The Defendant’s Case
In defense of her New York cell phone ticket case, Ms. Riexinger then took the stand on her own behalf. She testified that she was on a half-hour break from work and the vehicle’s clock was broken, so she checked her cell phone for the time. She was not texting or communicating on the cell phone.

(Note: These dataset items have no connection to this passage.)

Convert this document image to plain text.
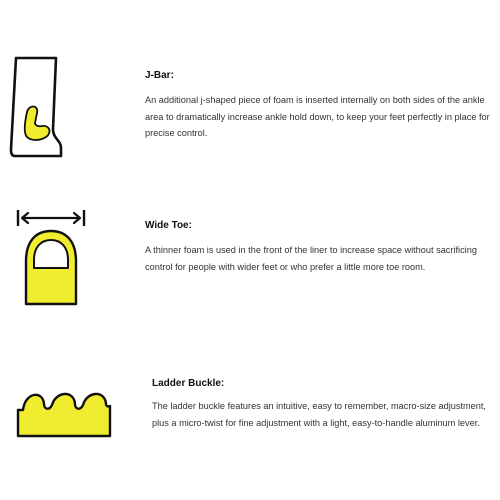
J-Bar:

An additional j-shaped piece of foam is inserted internally on both sides of the ankle area to dramatically increase ankle hold down, to keep your feet perfectly in place for precise control.

Wide Toe:

A thinner foam is used in the front of the liner to increase space without sacrificing control for people with wider feet or who prefer a little more toe room.

Ladder Buckle:

The ladder buckle features an intuitive, easy to remember, macro-size adjustment, plus a micro-twist for fine adjustment with a light, easy-to-handle aluminum lever.
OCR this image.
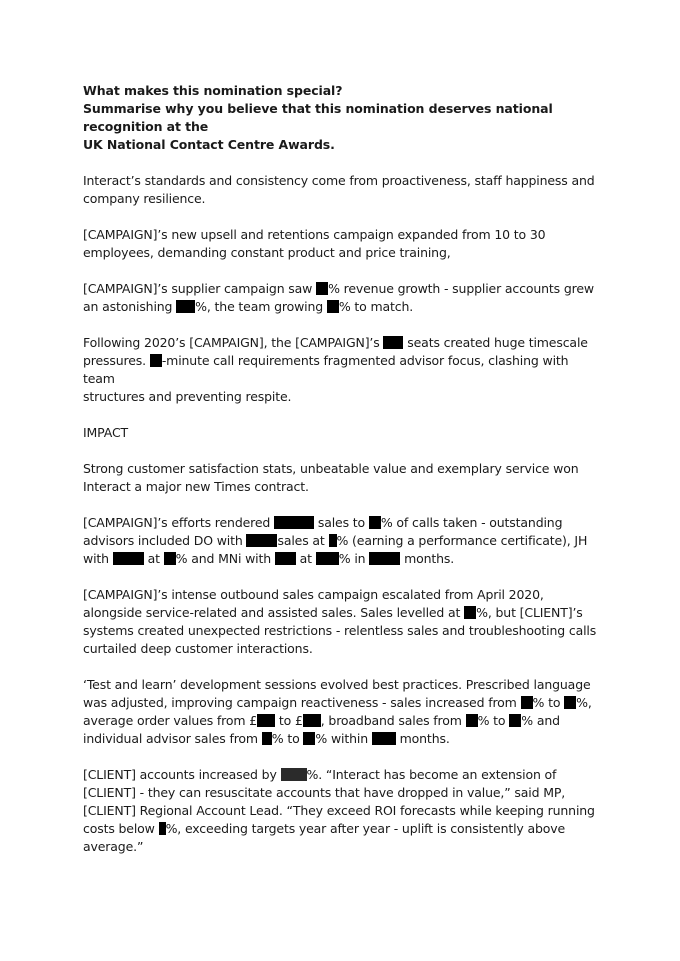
What makes this nomination special?

Summarise why you believe that this nomination deserves national recognition at the

UK National Contact Centre Awards.

Interact’s standards and consistency come from proactiveness, staff happiness and

company resilience.

[CAMPAIGN]’s new upsell and retentions campaign expanded from 10 to 30

employees, demanding constant product and price training,

[CAMPAIGN]’s supplier campaign saw % revenue growth - supplier accounts grew

an astonishing %, the team growing % to match.

Following 2020’s [CAMPAIGN], the [CAMPAIGN]’s seats created huge timescale

pressures. -minute call requirements fragmented advisor focus, clashing with team

structures and preventing respite.

IMPACT

Strong customer satisfaction stats, unbeatable value and exemplary service won

Interact a major new Times contract.

[CAMPAIGN]’s efforts rendered	sales to % of calls taken - outstanding

advisors included DO with	sales at % (earning a performance certificate), JH

with	at % and MNi with at % in	months.

[CAMPAIGN]’s intense outbound sales campaign escalated from April 2020,

alongside service-related and assisted sales. Sales levelled at %, but [CLIENT]’s

systems created unexpected restrictions - relentless sales and troubleshooting calls

curtailed deep customer interactions.

‘Test and learn’ development sessions evolved best practices. Prescribed language

was adjusted, improving campaign reactiveness - sales increased from % to %,

average order values from £ to £ , broadband sales from % to % and

individual advisor sales from % to % within	months.

[CLIENT] accounts increased by %. “Interact has become an extension of

[CLIENT] - they can resuscitate accounts that have dropped in value,” said MP,

[CLIENT] Regional Account Lead. “They exceed ROI forecasts while keeping running

costs below %, exceeding targets year after year - uplift is consistently above

average.”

Ms. Riexinger also submitted into evidence Exhibits, “A” and “B” proving demonstrably through documentary evidence that her cell phone had no activity either texting or phone calls for the date and time of the ticket. Although she had the cell phone in her hand, no communication was had.
The Statute& Law
Vehicle and Traffic Law § 1225-d
(a) `Portable electronic device’ shall mean any hand-held mobile telephone, as defined by subdivision one of section twelve hundred twenty-five-c of this article, personal digital assistant (PDA), handheld device with mobile data access, laptop computer, pager, broadband personal communication device, two-way messaging device, electronic game, or portable computing device.
4. A person who holds a portable electronic device in a conspicuous manner while operating a motor vehicle is presumed to be using such device. The presumption established by this subdivision is rebuttable by evidence tending to show that the operator was not using the device within the meaning of this section.
Position of the Parties
The People maintain the presumption under Vehicle and Traffic Law § 1225-d (4) and defendant’s own testimony shows she was using a portable electronic device while the car was moving. Defendant asserts that she was not using her phone within the meaning of the law.
Verdict – NOT GUILTY
The evidence adduced was that it was clear Ms. Riexinger was only checking the time on the phone. Had the allegation been that Ms. Riexinger was talking on the phone Trooper Waild would have charged defendant under Vehicle and Traffic Law § 1225-c. Moreover Defendant’s exhibit B, unchallenged by the People, shows no texting was going on at the time of observation by Trooper Waild or at the arrest of the defendant.
Vehicle and Traffic Law § 1225-d applies not only to texting, but also to using a portable electronic device while driving for any other purpose, such as surfing the web or checking emails. Consequently, V & T Law § 1225-d (2) (a) and (b) hold that a “portable electronic device” is any hand-held mobile telephone and “using” that device while “viewing … images” is prohibited.
Inasmuch as Criminal statutes must be strictly construed, the prohibited action under Vehicle and Traffic Law § 1225-d does not encompass using a cell phone as a clock or watch. The court finds the defendant’s actions akin to taking a pocket watch out to view the time. Surely, the New York State Legislature did not intend to prohibit this kind of action when enacting Vehicle and Traffic Law § 1225-d.
Accordingly, the court found the defendant “Not Guilty” and dismissed the charge.